00:14:04.325 --> 00:14:07.024
And so we can learn from this chess example
00:14:07.024 --> 00:14:10.047
and we can ask this question as interface designers:
00:14:10.047 --> 00:14:13.748
“Can we make interfaces more chunkable?”
00:14:13.748 --> 00:14:17.807
Can we make interactions that can be accomplished in one chunk
00:14:17.807 --> 00:14:23.665
and therefore place a lower load on our memory and make it easier for users to work with?
00:14:23.665 --> 00:14:26.455
A great example of this comes from Bill Buxton
00:14:26.455 --> 00:14:32.650
who looked at being able to move text between locations on a document.
00:14:32.650 --> 00:14:37.055
And in a common desktop user interface today,
00:14:37.055 --> 00:14:43.543
one common operation would be either a keyboard shortcut or a menu command to cut some text,
00:14:43.543 --> 00:14:47.588
and then you move the cursor to a new location, and you paste that text.
00:14:47.588 --> 00:14:54.479
That’s three different operations and, in between, if you got interrupted,
00:14:54.479 --> 00:14:59.351
you might forget what’s in the copy buffer — in fact, I’m sure that’s happened to all of us at some point.
00:14:59.351 --> 00:15:08.553
What Buxton realized is what if you could turn all of this, through a gestural interface, into one command?
00:15:08.553 --> 00:15:16.572
So, maybe I could grab a text that I want, draw a new location and drop it right there.
00:15:16.572 --> 00:15:22.652
That’d be much better: There’s never a time where I could be interrupted and lose state
00:15:22.652 --> 00:15:28.092
because all of the state is maintained in this continuous gesture.
00:15:28.092 --> 00:15:31.709
We’ve all heard the saying that a picture is worth ten thousand words.
00:15:31.709 --> 00:15:39.801
As interface designers, we’re tasked with the project of representing the information to the user
00:15:39.801 --> 00:15:44.831
and one task that we commonly have to deal with is:
00:15:44.831 --> 00:15:50.518
Should we represent information visually, or should we represent information textually?
00:15:50.518 --> 00:15:54.025
The answer of course is it depends.
00:15:54.025 --> 00:15:59.909
But one time when representing information visually can be much more effective
00:15:59.909 --> 00:16:06.026
is when you can convert slow reasoning tasks into fast perception tasks
00:16:06.026 --> 00:16:09.950
by virtue of making them visually salient.
00:16:09.950 --> 00:16:15.396
We saw that with the map example: In that case, both the colorings of the map were visual,
00:16:15.396 --> 00:16:21.482
but [in] one, it was much easier to just add a glance to understand what’s going on in good coloring.

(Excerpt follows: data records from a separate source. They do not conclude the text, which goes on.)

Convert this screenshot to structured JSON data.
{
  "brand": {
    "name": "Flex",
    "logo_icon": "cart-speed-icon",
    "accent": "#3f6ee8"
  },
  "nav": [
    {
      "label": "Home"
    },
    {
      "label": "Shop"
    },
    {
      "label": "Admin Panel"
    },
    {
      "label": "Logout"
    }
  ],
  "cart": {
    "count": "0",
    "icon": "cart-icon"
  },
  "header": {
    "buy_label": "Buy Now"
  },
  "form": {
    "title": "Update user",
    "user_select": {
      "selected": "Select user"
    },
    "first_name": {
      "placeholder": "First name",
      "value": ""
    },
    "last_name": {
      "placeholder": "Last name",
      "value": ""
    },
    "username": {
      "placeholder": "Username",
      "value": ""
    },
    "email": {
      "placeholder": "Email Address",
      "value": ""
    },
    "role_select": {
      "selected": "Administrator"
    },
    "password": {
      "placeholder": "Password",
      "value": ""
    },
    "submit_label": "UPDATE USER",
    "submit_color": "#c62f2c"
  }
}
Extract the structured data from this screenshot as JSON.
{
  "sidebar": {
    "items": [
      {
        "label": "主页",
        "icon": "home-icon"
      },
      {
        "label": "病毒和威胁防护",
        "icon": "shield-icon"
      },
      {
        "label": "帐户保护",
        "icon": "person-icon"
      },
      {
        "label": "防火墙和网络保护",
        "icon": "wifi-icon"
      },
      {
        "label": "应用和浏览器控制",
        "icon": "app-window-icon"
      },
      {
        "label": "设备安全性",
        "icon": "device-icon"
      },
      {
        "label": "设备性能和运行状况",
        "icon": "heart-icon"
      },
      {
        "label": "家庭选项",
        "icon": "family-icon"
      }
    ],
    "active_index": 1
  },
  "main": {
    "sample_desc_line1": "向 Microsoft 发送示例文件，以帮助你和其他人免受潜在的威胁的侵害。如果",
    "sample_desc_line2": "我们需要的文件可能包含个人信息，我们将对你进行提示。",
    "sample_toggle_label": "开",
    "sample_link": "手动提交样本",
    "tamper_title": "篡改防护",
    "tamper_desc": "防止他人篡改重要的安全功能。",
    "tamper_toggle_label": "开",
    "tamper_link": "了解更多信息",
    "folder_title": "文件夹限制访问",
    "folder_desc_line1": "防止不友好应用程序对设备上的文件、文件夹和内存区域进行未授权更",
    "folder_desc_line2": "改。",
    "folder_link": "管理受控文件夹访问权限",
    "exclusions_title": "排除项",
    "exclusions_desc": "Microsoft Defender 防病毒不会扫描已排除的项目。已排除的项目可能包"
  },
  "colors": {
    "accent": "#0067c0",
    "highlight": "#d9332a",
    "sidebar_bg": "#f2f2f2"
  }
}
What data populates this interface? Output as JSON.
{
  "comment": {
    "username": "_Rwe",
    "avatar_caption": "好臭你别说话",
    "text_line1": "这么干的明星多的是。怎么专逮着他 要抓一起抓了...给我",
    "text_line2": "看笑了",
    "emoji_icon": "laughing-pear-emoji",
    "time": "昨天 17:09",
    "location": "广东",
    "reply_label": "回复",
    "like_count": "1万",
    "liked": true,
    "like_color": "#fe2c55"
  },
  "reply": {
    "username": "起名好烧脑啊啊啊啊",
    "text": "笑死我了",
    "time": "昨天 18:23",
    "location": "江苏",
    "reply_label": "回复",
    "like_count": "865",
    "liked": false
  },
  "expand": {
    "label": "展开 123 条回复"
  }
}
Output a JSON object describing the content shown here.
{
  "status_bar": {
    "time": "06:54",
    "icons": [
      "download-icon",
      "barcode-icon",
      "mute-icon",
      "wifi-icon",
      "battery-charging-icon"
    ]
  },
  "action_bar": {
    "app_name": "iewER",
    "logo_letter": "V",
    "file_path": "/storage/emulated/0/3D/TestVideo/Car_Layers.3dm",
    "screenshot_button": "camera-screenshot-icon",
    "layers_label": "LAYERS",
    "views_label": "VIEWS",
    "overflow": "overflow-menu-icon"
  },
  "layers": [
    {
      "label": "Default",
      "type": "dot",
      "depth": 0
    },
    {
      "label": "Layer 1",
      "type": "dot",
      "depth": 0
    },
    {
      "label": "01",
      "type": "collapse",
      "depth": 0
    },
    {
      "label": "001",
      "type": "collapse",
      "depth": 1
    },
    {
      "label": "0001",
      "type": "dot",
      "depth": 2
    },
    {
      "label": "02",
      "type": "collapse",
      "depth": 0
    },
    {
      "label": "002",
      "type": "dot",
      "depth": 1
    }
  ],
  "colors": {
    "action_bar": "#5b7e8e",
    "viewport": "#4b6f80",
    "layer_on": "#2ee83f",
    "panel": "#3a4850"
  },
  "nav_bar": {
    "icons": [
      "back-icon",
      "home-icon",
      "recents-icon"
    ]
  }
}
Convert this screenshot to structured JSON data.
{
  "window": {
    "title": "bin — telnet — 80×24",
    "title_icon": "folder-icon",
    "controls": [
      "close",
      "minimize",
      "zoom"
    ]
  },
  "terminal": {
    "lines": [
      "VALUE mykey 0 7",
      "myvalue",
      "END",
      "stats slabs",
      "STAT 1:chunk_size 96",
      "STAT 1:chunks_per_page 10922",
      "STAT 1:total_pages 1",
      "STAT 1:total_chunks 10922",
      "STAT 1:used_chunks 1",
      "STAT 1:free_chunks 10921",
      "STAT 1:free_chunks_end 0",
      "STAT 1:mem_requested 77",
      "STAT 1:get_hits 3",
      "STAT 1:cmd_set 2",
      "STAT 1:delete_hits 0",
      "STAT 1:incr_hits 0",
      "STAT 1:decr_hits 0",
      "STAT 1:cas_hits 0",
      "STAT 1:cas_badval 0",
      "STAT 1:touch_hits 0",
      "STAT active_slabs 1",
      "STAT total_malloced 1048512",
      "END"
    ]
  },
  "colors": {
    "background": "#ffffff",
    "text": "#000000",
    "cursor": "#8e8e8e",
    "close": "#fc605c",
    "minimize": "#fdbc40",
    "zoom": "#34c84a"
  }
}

00:16:21.482 --> 00:16:27.095
And the poor coloring, you have to reason about it much more slowly and the wrong things kept popping out.
00:16:27.095 --> 00:16:31.365
If you think about a table of numbers, it can often be difficult to see trends,
00:16:31.365 --> 00:16:34.936
whereas if you represent that same information visually,
00:16:34.936 --> 00:16:40.482
it can often pop out what the high points, the low points, trends, outliers —
00:16:40.482 --> 99:59:59.999
all of that becomes salient and automatically visible to you.